Gejala klinis lainnya bengkak dan gatal di bibir sampai lidah, nyeri dan kejang perut, muntah sampai diare berat sampai berdarah bahkan bisa berdampak pada saluran pernapasan seperti gatal-gatal, hidung tersumbat, batuk pilek berulang, sesak napas dan asma.

Anak dengan alergi protein susu sapi yang mengalami gangguan saluran cerna, akan mengalami gangguan asupan gizi, karena akan mengalami komplikasi kurang gizi atau malnutrisi. Sehingga tumbuh kembangnya akan terhambat.

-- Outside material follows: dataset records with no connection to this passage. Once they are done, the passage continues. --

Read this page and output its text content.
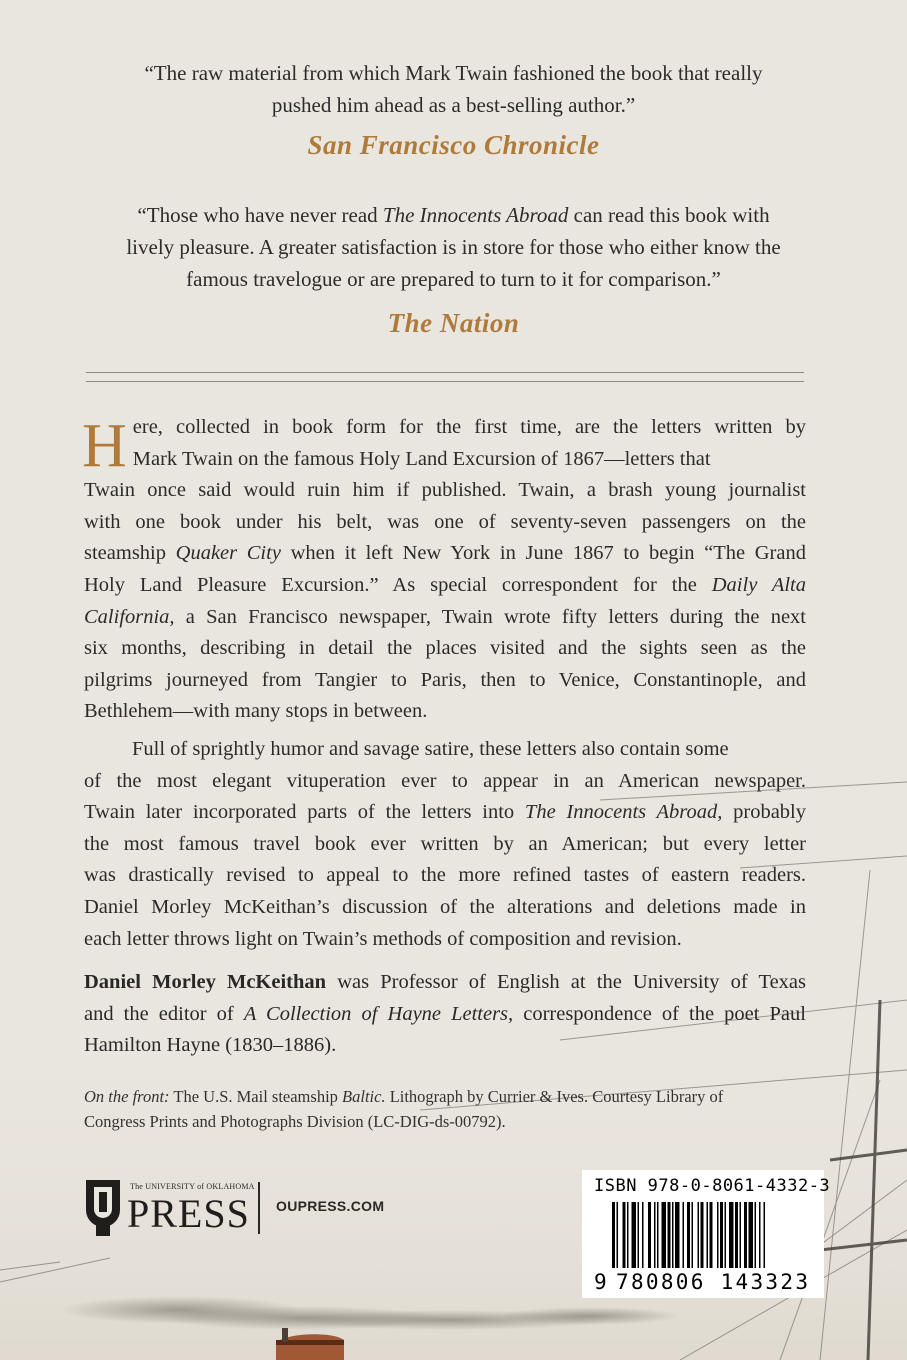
“The raw material from which Mark Twain fashioned the book that really
pushed him ahead as a best-selling author.”
San Francisco Chronicle
“Those who have never read The Innocents Abroad can read this book with
lively pleasure. A greater satisfaction is in store for those who either know the
famous travelogue or are prepared to turn to it for comparison.”
The Nation

H ere, collected in book form for the first time, are the letters written by
Mark Twain on the famous Holy Land Excursion of 1867—letters that
Twain once said would ruin him if published. Twain, a brash young journalist
with one book under his belt, was one of seventy-seven passengers on the
steamship Quaker City when it left New York in June 1867 to begin “The Grand
Holy Land Pleasure Excursion.” As special correspondent for the Daily Alta
California, a San Francisco newspaper, Twain wrote fifty letters during the next
six months, describing in detail the places visited and the sights seen as the
pilgrims journeyed from Tangier to Paris, then to Venice, Constantinople, and
Bethlehem—with many stops in between.

Full of sprightly humor and savage satire, these letters also contain some
of the most elegant vituperation ever to appear in an American newspaper.
Twain later incorporated parts of the letters into The Innocents Abroad, probably
the most famous travel book ever written by an American; but every letter
was drastically revised to appeal to the more refined tastes of eastern readers.
Daniel Morley McKeithan’s discussion of the alterations and deletions made in
each letter throws light on Twain’s methods of composition and revision.

Daniel Morley McKeithan was Professor of English at the University of Texas
and the editor of A Collection of Hayne Letters, correspondence of the poet Paul
Hamilton Hayne (1830–1886).
On the front: The U.S. Mail steamship Baltic. Lithograph by Currier & Ives. Courtesy Library of
Congress Prints and Photographs Division (LC-DIG-ds-00792).
The UNIVERSITY of OKLAHOMA
PRESS OUPRESS.COM
ISBN 978-0-8061-4332-3
9 780806 143323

Proses alergi pada anak,dapat diketahui melalui diagnosis awal, caranya dengan uji kulit pada anak, jika anak diberikan makanan sumber pemicu alergi seperti kepiting, udang, telur, kacang tanah, Sea Food lainnya lalu bereaksi gejala alergi, maka dipastikan anak mengalami alergi.

“Mengatasi alergi tentunya jangan sampai memakan pantangan, harus dihindari dan mencari lagi subtitusi makanan yang kaya gizi lainnya sebagai penyeimbang nutrisi anak” dr.Zakiudin menjelaskan.

Faktor risiko pemicu alergi bisa jadi berangkat dari keluarga perokok berat, polusi lingkungan yang buruk dan anak tidak mendapatkan cukup ASI. Dr.Zakiudin menambahkan bahwa penanganan dasar yang lebih efektif untuk alergi protein susu sapi cukup dengan menghindari protein susu sapi beserta produk turunannya, selama penanganan alergi protein susu sapi, pembrian ASI pada bayi tidak boleh dihentikan. Jika ASI tidak memungkinkan untuk diberikan, bisa diberikan susu formula hipo allergenic , yaitu susu sapi yang sudah melalui proses enzimatik dengan pemecahan molekul yang lebih kecil sehingga dapat meminimalisir terjadinya alergi. Atau pemberian susu soya yang mengandung isolat protein kedelai.

Lalu sessi dr.Bernie menambahkan bahwa tumbuh kembang anak yang ada hubungannya dengan alergi protein susu sapi, biasanya akan mengalami gangguan tumbuh kembang. Oleh karena itu diupayakan agar anak selama dalam Golden Periode harus dioptimalkan, dengan memberikan stimulasi, efek psikologis dan pemberian nutrisi yang baik. Masa istrirahat anak juga harus cukup dan diberikan perhatian yang fokus pada masa pertumbuhannya. Hal terpenting lainya adalah menghindari untuk sementara makanan yang dapat memicu alergi pada anak.